= Esri grid =

Raster GIS file format

An Esri grid is a raster GIS file format developed by Esri, which has two formats:
1. A proprietary binary format, also known as an ARC/INFO GRID, ARC GRID and many other variations
2. A non-proprietary ASCII format, also known as an ARC/INFO ASCII GRID
The formats were introduced for ARC/INFO. The binary format is widely used within Esri programs, such as ArcGIS, while the ASCII format is used as an exchange, or export format, due to the simple and portable ASCII file structure.

The grid defines geographic space as an array of equally sized square grid points arranged in rows and columns. Each grid point stores a numeric value that represents a geographic attribute (such as elevation or surface slope) for that unit of space. Each grid cell is referenced by its x,y coordinate location.

==File formats==

===ASCII===
In Esri grid data, the first six lines indicate the reference of the grid, followed by the values listed in "English reading order" (left-right and top-down). For example, consider a grid, shown to the left. This could be encoded into an ASCII grid file, that would look like:

Grid image
Values
ASCII grid format

|  | 25 | 75 | 125 | 175 |
|---|---|---|---|---|
| 275 | NA | NA | 5 | 2 |
| 225 | NA | 20 | 100 | 36 |
| 175 | 3 | 8 | 35 | 10 |
| 125 | 32 | 42 | 50 | 6 |
| 75 | 88 | 75 | 27 | 9 |
| 25 | 13 | 5 | 1 | NA |

ncols 4
nrows 6
xllcorner 0.0
yllcorner 0.0
cellsize 50.0
NODATA_value -9999
-9999 -9999 5 2
-9999 20 100 36
3 8 35 10
32 42 50 6
88 75 27 9
13 5 1 -9999

where
- ncols and nrows are the numbers of columns and rows, respectively (represented as integers);
- xllcorner and yllcorner are the western (left) x-coordinate and southern (bottom) y-coordinates, such as easting and northing (represented as real numbers with an optional decimal point),
  - when the data points are cell-centered xllcenter and yllcenter are used to indicate such registration.
- cellsize is the length of one side of a square cell (a real number); and,
- nodata_value is the value that is regarded as "missing" or "not applicable"; this line is optional, but highly recommended as some programs expect this line to be declared (a real number).
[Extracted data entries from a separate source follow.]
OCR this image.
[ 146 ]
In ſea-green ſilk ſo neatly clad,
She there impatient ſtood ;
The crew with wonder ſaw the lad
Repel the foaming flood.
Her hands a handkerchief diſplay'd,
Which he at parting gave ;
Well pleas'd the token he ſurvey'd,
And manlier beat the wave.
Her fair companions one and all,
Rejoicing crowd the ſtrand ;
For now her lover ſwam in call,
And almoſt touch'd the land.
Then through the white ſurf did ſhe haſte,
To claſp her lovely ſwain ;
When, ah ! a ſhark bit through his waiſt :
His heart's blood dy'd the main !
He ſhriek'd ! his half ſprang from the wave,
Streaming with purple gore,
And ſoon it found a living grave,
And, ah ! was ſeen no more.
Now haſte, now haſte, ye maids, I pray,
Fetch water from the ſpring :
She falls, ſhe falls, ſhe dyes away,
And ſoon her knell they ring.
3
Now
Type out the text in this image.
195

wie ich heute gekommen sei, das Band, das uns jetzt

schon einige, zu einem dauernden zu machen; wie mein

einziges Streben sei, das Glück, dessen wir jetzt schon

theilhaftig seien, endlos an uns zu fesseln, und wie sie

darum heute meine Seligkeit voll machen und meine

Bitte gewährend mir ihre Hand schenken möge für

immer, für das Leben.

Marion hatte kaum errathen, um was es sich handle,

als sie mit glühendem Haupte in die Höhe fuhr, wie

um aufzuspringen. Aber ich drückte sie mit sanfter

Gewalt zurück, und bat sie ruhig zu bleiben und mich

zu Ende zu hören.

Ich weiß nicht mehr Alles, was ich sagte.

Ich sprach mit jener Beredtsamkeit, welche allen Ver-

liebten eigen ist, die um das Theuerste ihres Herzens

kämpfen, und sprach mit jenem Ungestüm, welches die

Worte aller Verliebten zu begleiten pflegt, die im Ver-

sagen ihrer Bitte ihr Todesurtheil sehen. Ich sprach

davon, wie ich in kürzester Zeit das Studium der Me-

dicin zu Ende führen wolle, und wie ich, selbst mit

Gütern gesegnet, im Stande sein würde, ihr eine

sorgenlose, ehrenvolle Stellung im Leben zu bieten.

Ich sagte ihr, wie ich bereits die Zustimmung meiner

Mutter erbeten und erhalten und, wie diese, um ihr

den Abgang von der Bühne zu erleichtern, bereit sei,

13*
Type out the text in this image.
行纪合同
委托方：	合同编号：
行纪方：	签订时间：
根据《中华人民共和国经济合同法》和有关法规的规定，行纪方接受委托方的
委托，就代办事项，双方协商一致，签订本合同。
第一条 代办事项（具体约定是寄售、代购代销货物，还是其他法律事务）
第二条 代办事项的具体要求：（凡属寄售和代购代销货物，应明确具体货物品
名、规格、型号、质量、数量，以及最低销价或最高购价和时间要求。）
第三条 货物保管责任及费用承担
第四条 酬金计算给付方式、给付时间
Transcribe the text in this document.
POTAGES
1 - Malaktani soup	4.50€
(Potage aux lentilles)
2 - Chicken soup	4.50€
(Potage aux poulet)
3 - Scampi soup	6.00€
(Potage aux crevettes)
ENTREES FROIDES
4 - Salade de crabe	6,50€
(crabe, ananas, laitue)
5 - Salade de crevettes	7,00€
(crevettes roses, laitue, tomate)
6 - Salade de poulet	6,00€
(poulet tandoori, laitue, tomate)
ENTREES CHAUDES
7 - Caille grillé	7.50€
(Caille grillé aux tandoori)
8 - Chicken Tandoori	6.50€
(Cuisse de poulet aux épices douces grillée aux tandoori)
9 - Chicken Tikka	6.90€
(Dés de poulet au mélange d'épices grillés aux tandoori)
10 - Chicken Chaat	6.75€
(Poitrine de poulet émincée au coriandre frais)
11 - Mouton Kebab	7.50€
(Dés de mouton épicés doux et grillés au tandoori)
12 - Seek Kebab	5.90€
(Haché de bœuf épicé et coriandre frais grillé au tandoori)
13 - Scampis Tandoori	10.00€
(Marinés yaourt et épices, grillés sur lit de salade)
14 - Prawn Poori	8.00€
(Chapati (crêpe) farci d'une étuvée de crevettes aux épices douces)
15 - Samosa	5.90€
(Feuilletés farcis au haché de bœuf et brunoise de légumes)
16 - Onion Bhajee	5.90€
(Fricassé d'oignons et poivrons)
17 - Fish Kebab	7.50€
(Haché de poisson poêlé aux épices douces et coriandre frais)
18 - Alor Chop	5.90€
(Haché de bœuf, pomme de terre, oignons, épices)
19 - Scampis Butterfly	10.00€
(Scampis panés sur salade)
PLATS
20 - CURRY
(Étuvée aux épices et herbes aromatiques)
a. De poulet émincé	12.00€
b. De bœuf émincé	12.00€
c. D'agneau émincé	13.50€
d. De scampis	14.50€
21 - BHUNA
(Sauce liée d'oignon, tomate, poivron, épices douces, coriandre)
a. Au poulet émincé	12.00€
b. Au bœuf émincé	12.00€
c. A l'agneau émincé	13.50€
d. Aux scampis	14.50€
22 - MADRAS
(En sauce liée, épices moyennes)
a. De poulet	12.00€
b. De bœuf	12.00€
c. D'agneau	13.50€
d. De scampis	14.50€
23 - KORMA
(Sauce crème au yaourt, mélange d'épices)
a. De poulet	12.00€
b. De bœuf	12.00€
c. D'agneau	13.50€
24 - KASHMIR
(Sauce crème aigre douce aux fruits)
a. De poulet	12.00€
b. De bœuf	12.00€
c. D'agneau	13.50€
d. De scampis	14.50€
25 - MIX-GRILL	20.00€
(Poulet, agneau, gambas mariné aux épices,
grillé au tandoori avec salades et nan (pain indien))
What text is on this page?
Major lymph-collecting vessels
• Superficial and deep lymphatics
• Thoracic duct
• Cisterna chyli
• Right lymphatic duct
The remainder of the file lists the raster values for each cell, starting at the upper-left corner. These real numbers (with optional decimal point, if needed) are delimited using a single space character.

===Binary format===
A binary Esri grid is stored in several files contained in at least two directories: the name directory and an info directory, where name has strict naming conventions. The grid name must begin with an alphabetic character and must only include alphanumeric characters or the underscore ("_") character. A multiple-band grid (a collection of grids also known as a "stack" in ArcGIS) cannot have more than 9 characters in its file name, and a single-band raster dataset cannot have more than 13 characters.